Les voitures de police continuent à sillonner les ruelles du village tandis que les habitants, rassemblés devant leurs modestes maisons, discutent des derniers événements.
« Personne ne nous entend »
Contrairement aux sceptiques, Fatma, jeune mère de famille, n’est pas inquiétée par cette présence policière. « Il faut nettoyer notre village des terroristes, des tueurs. Depuis le 30 juin, nous souffrons et personne ne nous entend. Aujourd’hui, les autorités vont enfin assurer notre sécurité et notre stabilité », souhaite-t-elle. Elle veut que les forces de sécurité ne se contentent pas de traquer les terroristes, « elles doivent aussi arrêter les trafiquants de drogue et les hommes de main qui débarquent de la banlieue pour faire la loi ici ».
Vers 15h, un grand nombre de camions brisent le calme. Ils se dirigent vers une habitation au milieu du marché. On recherche des suspects dans le meurtre du général Nabil Farrag, chef adjoint de la police du gouvernorat de Guiza, tué par balles au début des opérations jeudi qui ont fait aussi dix blessés, dont neuf policiers.

Un des accès de Kerdassa bloqués par l'armée.(Photo : Moustapha Emira)
Beaucoup d’histoires circulent autour de la mort de cet officier haut gradé qui portait un gilet pare-balles. Il aurait été tué par des inconnus de passage selon certains, par un sniper du toit d’une habitation selon d’autres, ou encore tué par des tirs amis ...
« Ils cherchent un terroriste », crient les jeunes. Les autorités demandent aux habitants de quitter les lieux et de rentrer chez eux. Curieux, ils se plient néanmoins aux ordres et se dispersent.

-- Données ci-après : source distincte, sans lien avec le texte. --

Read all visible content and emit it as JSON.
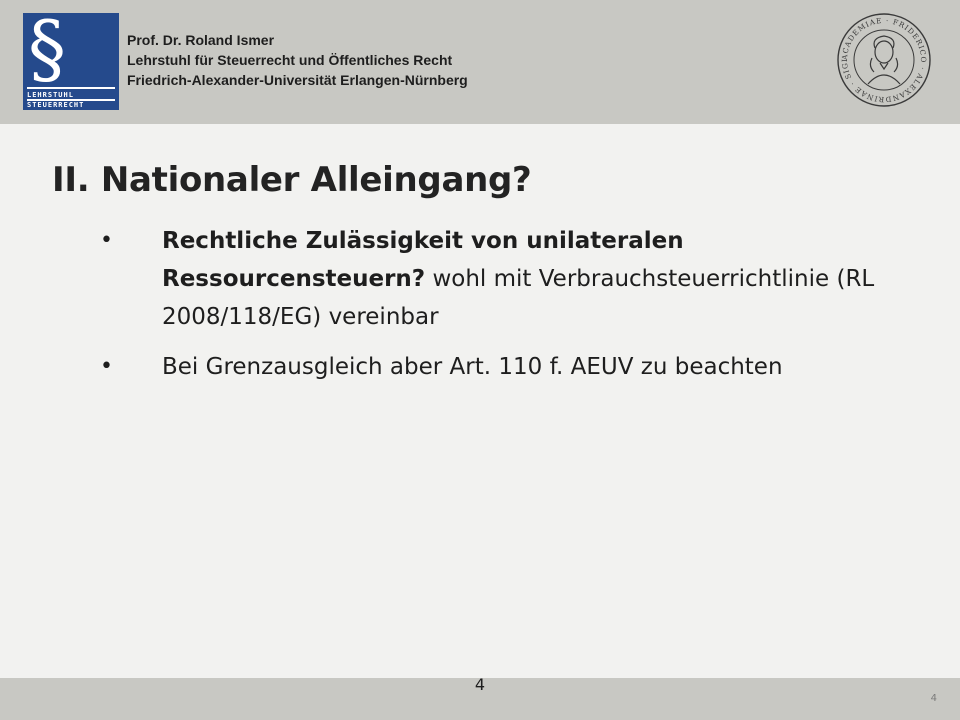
{
  "header": {
    "logo": {
      "symbol": "§",
      "line1": "LEHRSTUHL",
      "line2": "STEUERRECHT"
    },
    "lines": [
      "Prof. Dr. Roland Ismer",
      "Lehrstuhl für Steuerrecht und Öffentliches Recht",
      "Friedrich-Alexander-Universität Erlangen-Nürnberg"
    ],
    "seal": {
      "icon": "university-seal-icon",
      "text": "ACADEMIAE · FRIDERICO · ALEXANDRINAE · SIGILLUM ·"
    }
  },
  "slide": {
    "title": "II. Nationaler Alleingang?",
    "bullets": [
      {
        "bold": "Rechtliche Zulässigkeit von unilateralen Ressourcensteuern?",
        "rest": " wohl mit Verbrauchsteuerrichtlinie (RL 2008/118/EG) vereinbar"
      },
      {
        "bold": "",
        "rest": "Bei Grenzausgleich aber Art. 110 f. AEUV zu beachten"
      }
    ],
    "bullet_symbol": "•"
  },
  "footer": {
    "page_number": "4",
    "page_number_small": "4"
  },
  "colors": {
    "header_band": "#c8c8c3",
    "logo_blue": "#254a8c",
    "background": "#f2f2f0"
  }
}
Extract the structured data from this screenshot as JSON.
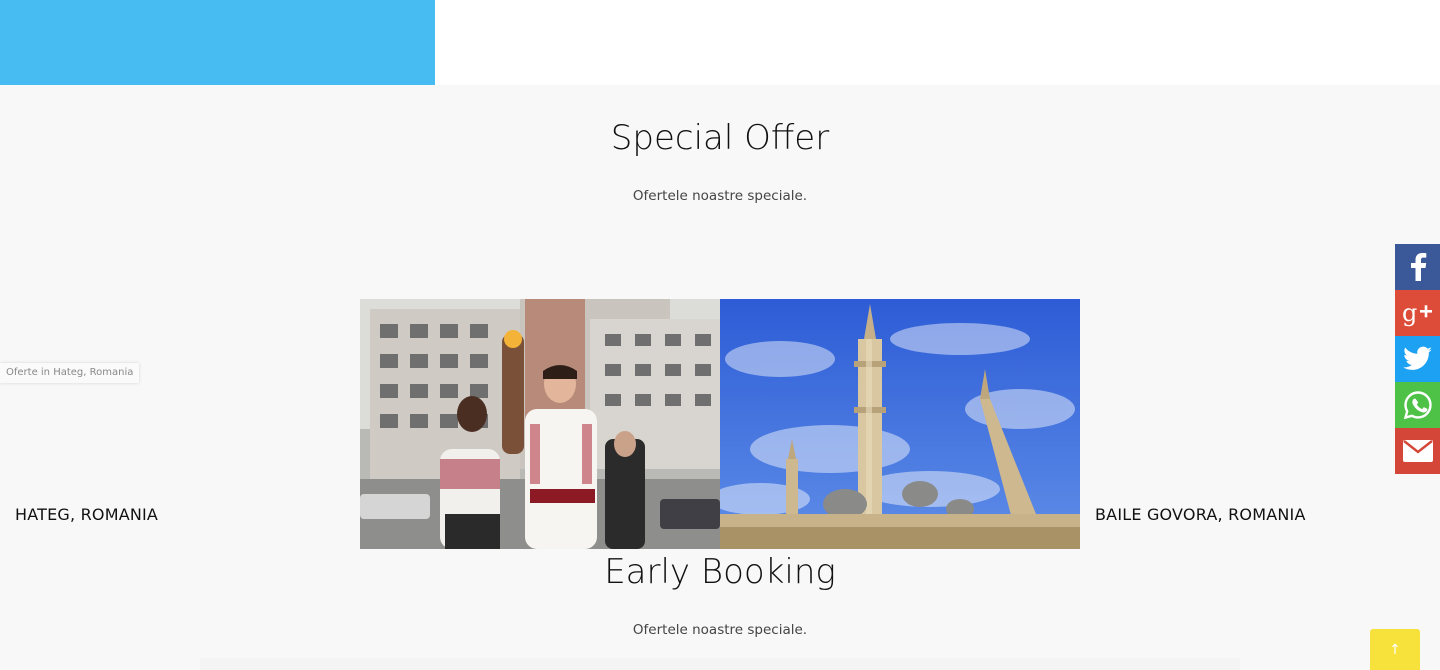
{
  "header": {
    "brand_color": "#47bcf2"
  },
  "special_offer": {
    "title": "Special Offer",
    "subtitle": "Ofertele noastre speciale."
  },
  "carousel": {
    "tooltip": "Oferte in Hateg, Romania",
    "left_label": "HATEG, ROMANIA",
    "right_label": "BAILE GOVORA, ROMANIA",
    "left_image_icon": "city-street-parade-photo",
    "right_image_icon": "mosque-minarets-photo"
  },
  "early_booking": {
    "title": "Early Booking",
    "subtitle": "Ofertele noastre speciale."
  },
  "share_bar": {
    "items": [
      {
        "name": "facebook",
        "icon": "facebook-icon",
        "color": "#3b5998"
      },
      {
        "name": "google-plus",
        "icon": "google-plus-icon",
        "color": "#dd4b39"
      },
      {
        "name": "twitter",
        "icon": "twitter-icon",
        "color": "#1da1f2"
      },
      {
        "name": "whatsapp",
        "icon": "whatsapp-icon",
        "color": "#4dc247"
      },
      {
        "name": "email",
        "icon": "email-icon",
        "color": "#d44638"
      }
    ]
  },
  "scroll_top": {
    "glyph": "↑",
    "color": "#f7e13b"
  }
}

« Nous avons aidé des dizaines de policiers à fuir la mort lors de l’assaut du commissariat au mois d’août, nous avons besoin de leur présence », dit hadj Ali, un septuagénaire d’une voix suffisamment élevée pour se faire entendre des officiers. Il en profite pour réclamer que Kerdassa souffre d’un manque de services, notamment au niveau de la collecte des ordures « qui s’entassent devant les écoles et les maisons ».
Une demi-heure après, les policiers émergent avec plusieurs « recherchés ». Les uns chantent à la gloire de l’armée et de la police, les autres sont inquiets de ces arrestations aléatoires qui peuvent les viser eux aussi. Même si tous rêvent de sécurité et de stabilité.